- Hillgrove, California Location within the state of California Hillgrove, California Hillgrove, California (the United States)
- Coordinates: 34°01′01″N 117°58′48″W﻿ / ﻿34.01694°N 117.98000°W
- Country: United States
- State: California
- County: Los Angeles

Population (1960)
- • Total: 14,669
- Time zone: UTC-8 (Pacific (PST))
- • Summer (DST): UTC-7 (PDT)
- ZIP codes: 91745
- Area code: 626
- GNIS feature ID: 243472

= Hillgrove, California =

Unincorporated community in California, US

Hillgrove is an unincorporated community located in the southern San Gabriel Valley of eastern Los Angeles County, California. The population in 1960 was 14,669.

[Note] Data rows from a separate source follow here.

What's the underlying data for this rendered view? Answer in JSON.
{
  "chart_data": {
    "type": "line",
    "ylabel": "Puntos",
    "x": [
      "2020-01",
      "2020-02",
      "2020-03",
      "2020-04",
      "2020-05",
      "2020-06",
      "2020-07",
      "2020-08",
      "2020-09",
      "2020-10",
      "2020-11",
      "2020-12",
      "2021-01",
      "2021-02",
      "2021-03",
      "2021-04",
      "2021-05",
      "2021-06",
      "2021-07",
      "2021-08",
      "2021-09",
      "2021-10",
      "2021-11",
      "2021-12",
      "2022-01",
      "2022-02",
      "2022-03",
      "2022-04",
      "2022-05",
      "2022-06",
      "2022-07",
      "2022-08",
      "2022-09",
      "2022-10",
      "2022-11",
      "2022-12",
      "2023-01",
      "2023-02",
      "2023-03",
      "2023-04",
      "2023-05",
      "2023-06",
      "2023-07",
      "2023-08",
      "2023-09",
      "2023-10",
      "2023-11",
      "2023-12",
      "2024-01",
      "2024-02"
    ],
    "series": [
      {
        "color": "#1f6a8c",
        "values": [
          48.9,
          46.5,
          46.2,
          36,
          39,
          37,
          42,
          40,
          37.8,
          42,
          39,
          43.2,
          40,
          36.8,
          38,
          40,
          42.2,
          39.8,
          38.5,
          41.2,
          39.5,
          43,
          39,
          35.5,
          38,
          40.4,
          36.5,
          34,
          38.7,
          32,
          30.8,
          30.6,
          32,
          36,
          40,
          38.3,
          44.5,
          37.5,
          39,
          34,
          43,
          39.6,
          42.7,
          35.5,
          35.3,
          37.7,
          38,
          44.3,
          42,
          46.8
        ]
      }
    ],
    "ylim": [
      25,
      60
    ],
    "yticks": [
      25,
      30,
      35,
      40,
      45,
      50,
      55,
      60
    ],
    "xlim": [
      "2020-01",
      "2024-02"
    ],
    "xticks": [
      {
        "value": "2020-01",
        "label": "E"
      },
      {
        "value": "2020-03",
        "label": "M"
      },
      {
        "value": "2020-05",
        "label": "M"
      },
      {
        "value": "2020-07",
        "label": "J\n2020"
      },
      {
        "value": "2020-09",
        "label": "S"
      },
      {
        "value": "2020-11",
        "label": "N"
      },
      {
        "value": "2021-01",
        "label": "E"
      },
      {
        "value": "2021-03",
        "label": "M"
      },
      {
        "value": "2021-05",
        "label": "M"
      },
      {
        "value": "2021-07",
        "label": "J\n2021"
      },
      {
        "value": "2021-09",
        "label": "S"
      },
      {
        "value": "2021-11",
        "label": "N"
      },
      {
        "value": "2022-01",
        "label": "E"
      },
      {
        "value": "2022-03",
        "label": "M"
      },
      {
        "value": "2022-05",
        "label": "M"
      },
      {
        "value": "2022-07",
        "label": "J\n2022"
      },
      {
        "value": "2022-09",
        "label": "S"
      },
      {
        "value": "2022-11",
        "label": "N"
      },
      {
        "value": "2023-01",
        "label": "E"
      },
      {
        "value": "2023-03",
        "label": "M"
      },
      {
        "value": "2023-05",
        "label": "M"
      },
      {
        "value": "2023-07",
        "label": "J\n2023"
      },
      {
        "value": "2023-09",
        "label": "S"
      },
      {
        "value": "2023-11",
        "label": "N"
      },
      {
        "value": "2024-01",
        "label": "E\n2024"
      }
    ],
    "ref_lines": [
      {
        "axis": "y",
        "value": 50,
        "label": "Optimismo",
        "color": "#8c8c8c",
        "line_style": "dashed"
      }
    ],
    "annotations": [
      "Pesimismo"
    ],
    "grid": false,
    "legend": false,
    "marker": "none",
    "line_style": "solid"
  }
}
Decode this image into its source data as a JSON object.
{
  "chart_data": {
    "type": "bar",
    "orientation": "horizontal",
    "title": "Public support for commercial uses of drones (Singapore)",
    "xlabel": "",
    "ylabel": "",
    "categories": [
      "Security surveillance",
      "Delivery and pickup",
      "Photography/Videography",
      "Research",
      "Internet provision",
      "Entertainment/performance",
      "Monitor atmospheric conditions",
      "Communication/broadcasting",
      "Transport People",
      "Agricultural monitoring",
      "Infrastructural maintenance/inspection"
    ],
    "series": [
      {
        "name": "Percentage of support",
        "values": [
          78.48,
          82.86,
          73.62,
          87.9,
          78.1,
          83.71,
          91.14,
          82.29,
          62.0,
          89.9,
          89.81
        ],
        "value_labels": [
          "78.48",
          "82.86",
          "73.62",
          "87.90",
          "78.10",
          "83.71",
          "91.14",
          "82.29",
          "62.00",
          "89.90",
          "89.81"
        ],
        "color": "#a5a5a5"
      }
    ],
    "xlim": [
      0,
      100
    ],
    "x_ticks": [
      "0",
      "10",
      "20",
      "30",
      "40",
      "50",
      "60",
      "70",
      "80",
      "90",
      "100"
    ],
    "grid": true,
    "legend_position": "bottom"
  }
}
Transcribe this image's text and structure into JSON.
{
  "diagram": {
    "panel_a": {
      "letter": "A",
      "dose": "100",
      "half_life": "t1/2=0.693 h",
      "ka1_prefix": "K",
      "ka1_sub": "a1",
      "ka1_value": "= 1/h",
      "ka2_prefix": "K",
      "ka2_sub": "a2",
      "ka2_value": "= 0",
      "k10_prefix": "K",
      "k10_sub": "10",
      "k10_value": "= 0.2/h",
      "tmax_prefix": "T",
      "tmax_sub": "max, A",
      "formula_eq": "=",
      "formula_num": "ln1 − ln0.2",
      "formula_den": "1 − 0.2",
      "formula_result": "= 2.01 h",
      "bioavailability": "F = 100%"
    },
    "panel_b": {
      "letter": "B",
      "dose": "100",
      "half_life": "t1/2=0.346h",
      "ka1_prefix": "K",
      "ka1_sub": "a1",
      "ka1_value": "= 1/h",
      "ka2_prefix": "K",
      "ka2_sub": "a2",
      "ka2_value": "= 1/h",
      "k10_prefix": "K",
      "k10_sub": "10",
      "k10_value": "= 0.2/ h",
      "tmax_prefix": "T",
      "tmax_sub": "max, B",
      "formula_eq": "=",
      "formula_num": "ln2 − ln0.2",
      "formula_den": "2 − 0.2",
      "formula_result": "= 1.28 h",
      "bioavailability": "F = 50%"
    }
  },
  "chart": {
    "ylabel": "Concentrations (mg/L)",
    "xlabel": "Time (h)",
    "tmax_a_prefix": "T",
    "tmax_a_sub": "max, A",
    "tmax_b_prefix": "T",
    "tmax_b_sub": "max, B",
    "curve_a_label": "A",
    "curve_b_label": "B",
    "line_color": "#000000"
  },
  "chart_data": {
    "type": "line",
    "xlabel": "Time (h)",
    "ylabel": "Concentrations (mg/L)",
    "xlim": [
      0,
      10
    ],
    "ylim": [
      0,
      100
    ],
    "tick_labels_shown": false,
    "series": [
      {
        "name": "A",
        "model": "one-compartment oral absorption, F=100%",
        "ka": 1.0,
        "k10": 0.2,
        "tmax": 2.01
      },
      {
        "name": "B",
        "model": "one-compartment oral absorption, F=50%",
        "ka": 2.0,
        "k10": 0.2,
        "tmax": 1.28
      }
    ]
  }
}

A former section was a census-designated place, that became part of neighboring Hacienda Heights after the 1970 census.

==Geography==
Hillgrove is located at 34.017 degrees north latitude and 117.98 degrees west longitude. The community of Avocado Heights is to the west, the Puente Hills are to the south, and Hacienda Heights is to the southeast.

The elevation of the community is 331 ft above sea level. The ZIP Code serving the community is 91745.

==Education==
The community is part of the Hacienda-Puente Unified School District. Hillgrove Center Preschool is located in the community.